This is a balancing eqn Im finding rather tricky:
___Fe(NH4)2(SO4)2 6H2O + ___ H2C2O4 + ___K2C2O4 + ___ H2O2 ---> ___K5Fe1(C2O2)2 3H2O + ___(NH4)2(SO4) + ___H2SO4 + ___ H2O
remember H2O2, an oxidizing agent, was used in synthesis, so youll nee to do a redox balance. Start with just iron ions, balance the rxn, then add the full formulas.
Thanks!
my mistake, the first molecule in the products should be K3Fe(C2O4)3 3H20
Check this out. You fill in the blank for water.
2,3,3,1,==>2,2,2,??H2O
I have been having trouble with this as well. Would the coefficient of water be 5,8, or 2? I have heard all of these and I got 5 when I worked it out, but I have been told that it is wrong.

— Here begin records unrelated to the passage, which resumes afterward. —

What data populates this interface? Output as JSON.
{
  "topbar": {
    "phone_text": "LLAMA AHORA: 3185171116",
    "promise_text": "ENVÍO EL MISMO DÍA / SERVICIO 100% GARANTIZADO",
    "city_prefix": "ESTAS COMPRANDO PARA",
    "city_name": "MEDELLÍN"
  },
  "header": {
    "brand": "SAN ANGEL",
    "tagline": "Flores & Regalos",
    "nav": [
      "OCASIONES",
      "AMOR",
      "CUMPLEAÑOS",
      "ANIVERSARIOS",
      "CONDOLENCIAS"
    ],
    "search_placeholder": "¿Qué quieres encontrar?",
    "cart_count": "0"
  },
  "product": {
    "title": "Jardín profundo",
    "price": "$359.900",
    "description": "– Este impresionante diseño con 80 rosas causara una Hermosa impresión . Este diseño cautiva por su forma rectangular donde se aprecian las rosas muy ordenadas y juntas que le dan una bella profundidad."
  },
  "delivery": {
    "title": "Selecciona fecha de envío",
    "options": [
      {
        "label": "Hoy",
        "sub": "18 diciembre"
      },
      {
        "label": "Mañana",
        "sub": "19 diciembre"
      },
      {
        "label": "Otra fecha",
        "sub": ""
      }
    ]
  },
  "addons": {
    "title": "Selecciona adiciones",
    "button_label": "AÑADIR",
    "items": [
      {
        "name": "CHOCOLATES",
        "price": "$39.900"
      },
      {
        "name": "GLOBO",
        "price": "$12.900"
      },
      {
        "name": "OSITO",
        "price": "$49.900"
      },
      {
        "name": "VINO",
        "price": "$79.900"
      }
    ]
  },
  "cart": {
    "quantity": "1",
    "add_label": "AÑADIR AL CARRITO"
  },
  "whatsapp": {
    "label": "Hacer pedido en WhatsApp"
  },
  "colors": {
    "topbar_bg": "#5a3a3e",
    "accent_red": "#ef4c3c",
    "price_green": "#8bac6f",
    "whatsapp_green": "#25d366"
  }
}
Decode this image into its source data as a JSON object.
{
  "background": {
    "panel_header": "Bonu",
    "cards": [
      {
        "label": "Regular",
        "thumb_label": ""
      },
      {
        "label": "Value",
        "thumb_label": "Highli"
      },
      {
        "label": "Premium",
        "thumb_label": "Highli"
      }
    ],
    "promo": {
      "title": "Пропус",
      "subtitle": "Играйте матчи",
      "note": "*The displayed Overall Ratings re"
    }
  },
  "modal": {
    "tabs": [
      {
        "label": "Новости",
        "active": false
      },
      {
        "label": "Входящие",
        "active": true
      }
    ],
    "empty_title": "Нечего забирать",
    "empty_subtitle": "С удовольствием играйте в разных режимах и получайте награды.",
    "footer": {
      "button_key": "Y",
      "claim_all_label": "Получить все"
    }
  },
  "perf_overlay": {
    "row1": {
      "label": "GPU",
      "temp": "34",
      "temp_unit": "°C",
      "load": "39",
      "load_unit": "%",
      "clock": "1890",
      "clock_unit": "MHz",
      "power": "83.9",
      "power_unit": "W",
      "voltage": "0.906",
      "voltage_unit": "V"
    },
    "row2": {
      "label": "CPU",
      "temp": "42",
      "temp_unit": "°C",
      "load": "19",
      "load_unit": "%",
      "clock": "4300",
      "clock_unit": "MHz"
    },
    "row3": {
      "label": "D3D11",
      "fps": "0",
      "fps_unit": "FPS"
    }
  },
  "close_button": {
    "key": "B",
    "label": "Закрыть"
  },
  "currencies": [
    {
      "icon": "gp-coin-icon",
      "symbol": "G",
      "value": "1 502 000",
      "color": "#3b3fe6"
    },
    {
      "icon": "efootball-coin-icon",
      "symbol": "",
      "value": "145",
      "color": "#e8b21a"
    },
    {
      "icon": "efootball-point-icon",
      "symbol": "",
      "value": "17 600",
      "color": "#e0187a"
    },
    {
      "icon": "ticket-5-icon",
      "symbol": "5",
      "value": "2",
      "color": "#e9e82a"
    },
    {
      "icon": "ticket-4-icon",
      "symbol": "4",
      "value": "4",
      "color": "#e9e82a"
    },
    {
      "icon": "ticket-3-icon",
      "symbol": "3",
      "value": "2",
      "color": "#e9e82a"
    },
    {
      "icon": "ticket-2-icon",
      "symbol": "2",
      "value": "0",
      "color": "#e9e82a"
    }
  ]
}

To balance this equation, we need to follow these steps:
1. Start by balancing the atoms that appear in only one compound on each side of the equation.
2. Balance the atoms that appear in more than one compound. Begin with the metals, then balance the nonmetal atoms.
3. Finally, balance the charges by adding electrons to the side that has a higher positive charge.
Let's begin balancing the equation:
First, let's count the atoms on both sides of the equation:
Left side: 1 Fe, 2 nitrogen (N), 6 hydrogen (H), 8 oxygen (O), 2 sulfur (S), 2 carbon (C), 5 potassium (K), and 28 hydrogen (H).
Right side: 5 potassium (K), 1 iron (Fe), 4 carbon (C), 4 oxygen (O), 2 nitrogen (N), 3 hydrogen (H), 1 sulfur (S), and 30 hydrogen (H).
Now we can follow the steps to balance the equation:
1. Start by balancing the atoms that appear in only one compound on each side of the equation.
There are 2 Fe atoms on the left side, but only 1 Fe atom on the right side. To balance this, we need to put a coefficient of 2 in front of K5Fe1(C2O2)2 3H2O on the right side.
Now our equation looks like this:
___Fe(NH4)2(SO4)2 6H2O + ___ H2C2O4 + ___K2C2O4 + ___ H2O2 ---> 2K5Fe1(C2O2)2 3H2O + ___(NH4)2(SO4) + ___H2SO4 + ___ H2O
2. Balance the atoms that appear in more than one compound.
- To balance the nitrogen (N) atoms, we need to put a coefficient of 3 in front of (NH4)2(SO4) on the right side.
- To balance the oxygen (O) atoms, we need to put a coefficient of 9 in front of H2O2 on the left side.
- To balance the potassium (K) atoms, we need to put a coefficient of 3 in front of K2C2O4 on the left side.
- To balance the sulfur (S) atoms, we need to put a coefficient of 3 in front of H2SO4 on the right side.
The equation now becomes:
___Fe(NH4)2(SO4)2 6H2O + ___ H2C2O4 + 3K2C2O4 + 9 H2O2 ---> 2K5Fe1(C2O2)2 3H2O + 3(NH4)2(SO4) + 3H2SO4 + ___ H2O
3. Balance the charges by adding electrons to the side that has a higher positive charge.
Since H2O2 is an oxidizing agent, it causes electrons (e-) to be transferred. In this case, it causes the iron (Fe) in (NH4)2(SO4)2 to undergo oxidation. To balance the charges, we need to add 10 electrons (10e-) to the left side.
The final balanced equation is:
___Fe(NH4)2(SO4)2 6H2O + ___ H2C2O4 + 3K2C2O4 + 9 H2O2 + 10e- ---> 2K5Fe1(C2O2)2 3H2O + 3(NH4)2(SO4) + 3H2SO4 + ___ H2O
Since we started with just iron ions, we will now substitute the full formula for Fe(NH4)2(SO4)2 as (NH4)2Fe(SO4)2.
The final balanced equation with full formulas is:
(NH4)2Fe(SO4)2 6H2O + H2C2O4 + 3K2C2O4 + 9 H2O2 + 10e- ---> 2K5Fe1(C2O2)2 3H2O + 3(NH4)2(SO4) + 3H2SO4 + ___ H2O
Note: The coefficients for H2C2O4, K2C2O4, and H2O can be discerned by comparing their respective atoms' coefficients.